Keystone is still local software, so it is not a magic boundary against a fully compromised machine, but it is a better separation model than storing secrets directly in the extension.

Y/TXT is built for utility workflows, not high-assurance secret handling.

Assume the following:

• any text you submit to a tool is sent to the configured provider to complete that request
• any provider key stored in the browser is exposed to the security posture of that browser profile
• any installed extension with abusive behavior can become part of your risk surface
• a compromised local machine can undermine both browser storage and Keystone

Recommended mental model:

• browser storage is convenience-first
• Keystone is the safer local separation path
• strict provider-side limits are still necessary

Always set strict provider-side safety limits for any API key you use.

Recommended controls:

• per-key usage limits
• billing caps or spend alerts
• provider dashboards with narrow scopes where available
• separate keys for experimentation vs important workloads

This matters even when you trust the extension, because upstream provider usage is still billable and any local compromise can turn into unwanted API traffic.

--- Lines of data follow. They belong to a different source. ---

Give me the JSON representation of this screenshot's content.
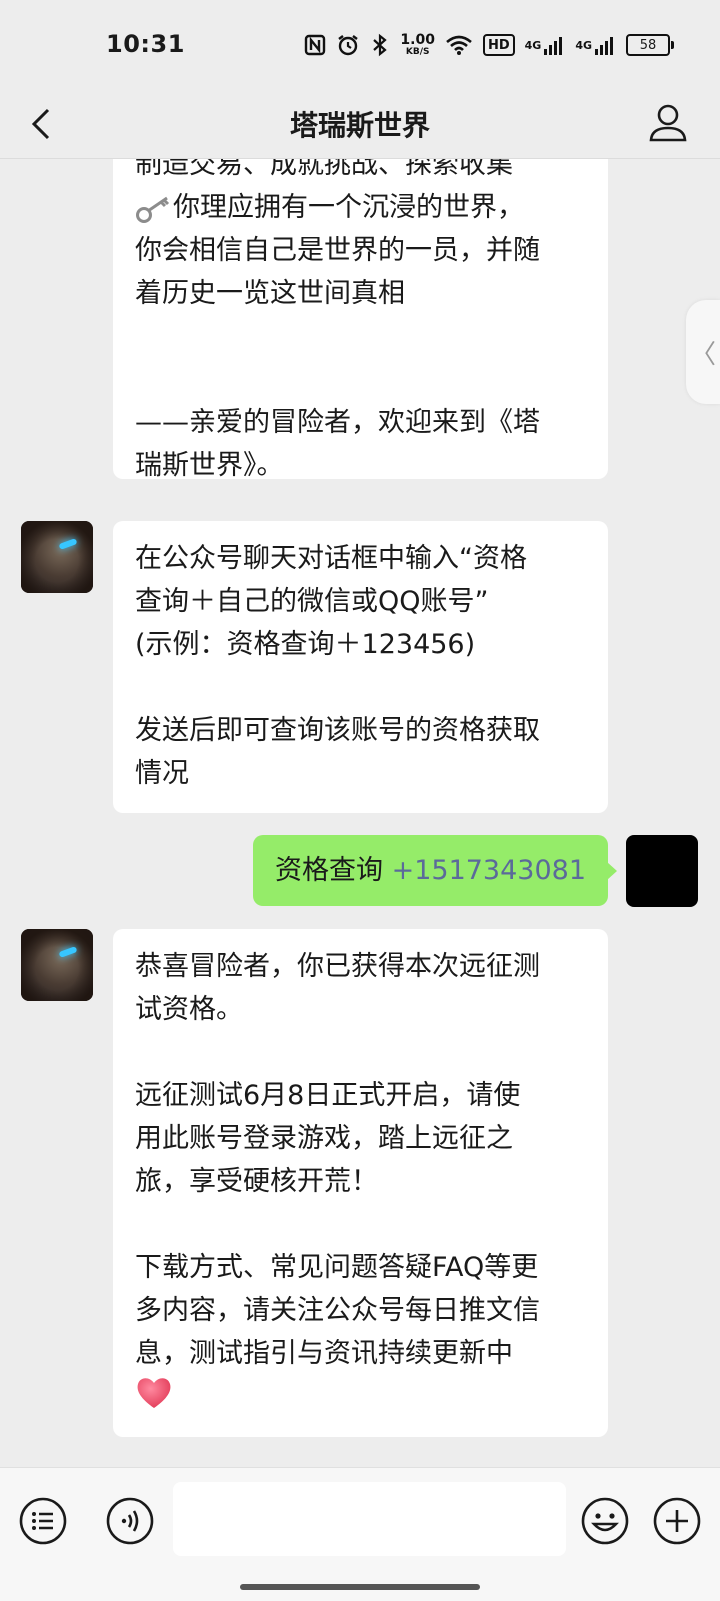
{
  "status_bar": {
    "time": "10:31",
    "net_speed": "1.00",
    "net_unit": "KB/S",
    "hd_label": "HD",
    "signal1": "4G",
    "signal2": "4G",
    "battery": "58"
  },
  "nav": {
    "title": "塔瑞斯世界",
    "icons": [
      "back-icon",
      "profile-icon"
    ]
  },
  "messages": {
    "msg1": {
      "line0": "制造交易、成就挑战、探索收集",
      "line1": "你理应拥有一个沉浸的世界，",
      "line2": "你会相信自己是世界的一员，并随",
      "line3": "着历史一览这世间真相",
      "line4": "——亲爱的冒险者，欢迎来到《塔",
      "line5": "瑞斯世界》。"
    },
    "msg2": {
      "line1": "在公众号聊天对话框中输入“资格",
      "line2": "查询＋自己的微信或QQ账号”",
      "line3": "(示例：资格查询＋123456)",
      "line4": "发送后即可查询该账号的资格获取",
      "line5": "情况"
    },
    "msg3": {
      "prefix": "资格查询",
      "number": "+1517343081"
    },
    "msg4": {
      "line1": "恭喜冒险者，你已获得本次远征测",
      "line2": "试资格。",
      "line3": "远征测试6月8日正式开启，请使",
      "line4": "用此账号登录游戏，踏上远征之",
      "line5": "旅，享受硬核开荒！",
      "line6": "下载方式、常见问题答疑FAQ等更",
      "line7": "多内容，请关注公众号每日推文信",
      "line8": "息，测试指引与资讯持续更新中"
    }
  },
  "side_handle": {
    "glyph": "〈"
  },
  "bottom_bar": {
    "input_value": "",
    "icons": [
      "menu-icon",
      "voice-icon",
      "emoji-icon",
      "plus-icon"
    ]
  },
  "colors": {
    "background": "#ededed",
    "bubble_in": "#ffffff",
    "bubble_out": "#95ec69",
    "number_link": "#5b6a9a"
  }
}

Y/TXT uses only the permissions needed for its local workflow:

• activeTab to read the current selection when you explicitly invoke the extension
• scripting to fetch selected text on demand
• storage to persist local configuration and workspace state
• sidePanel for the persistent workspace surface
• nativeMessaging for the optional Keystone companion

Network traffic is limited to:

• the LLM provider endpoints you configured
• the optional local Keystone admin/bridge flow on 127.0.0.1

Keystone improves the security posture because it moves provider-secret handling out of the extension runtime and into a separate local companion.

That gives you:

• less direct secret exposure in the browser
• a clearer separation between UI state and secret storage
• a more defensible explanation for browser-store review and user trust

Y/TXT still works without Keystone, but Keystone is the recommended mode once you want safer local secret handling.

Please report security issues privately before opening a public issue.

Use one of these channels:

• open a private security advisory on the GitHub repository, if available
• contact the maintainer through the repository profile or project contact details

Please include:

• a clear description of the issue
• affected version or commit
• reproduction steps
• impact assessment
• any suggested mitigation, if known

Please do not publish proof-of-concept details for an unfixed vulnerability before the maintainer has had a reasonable chance to investigate and respond.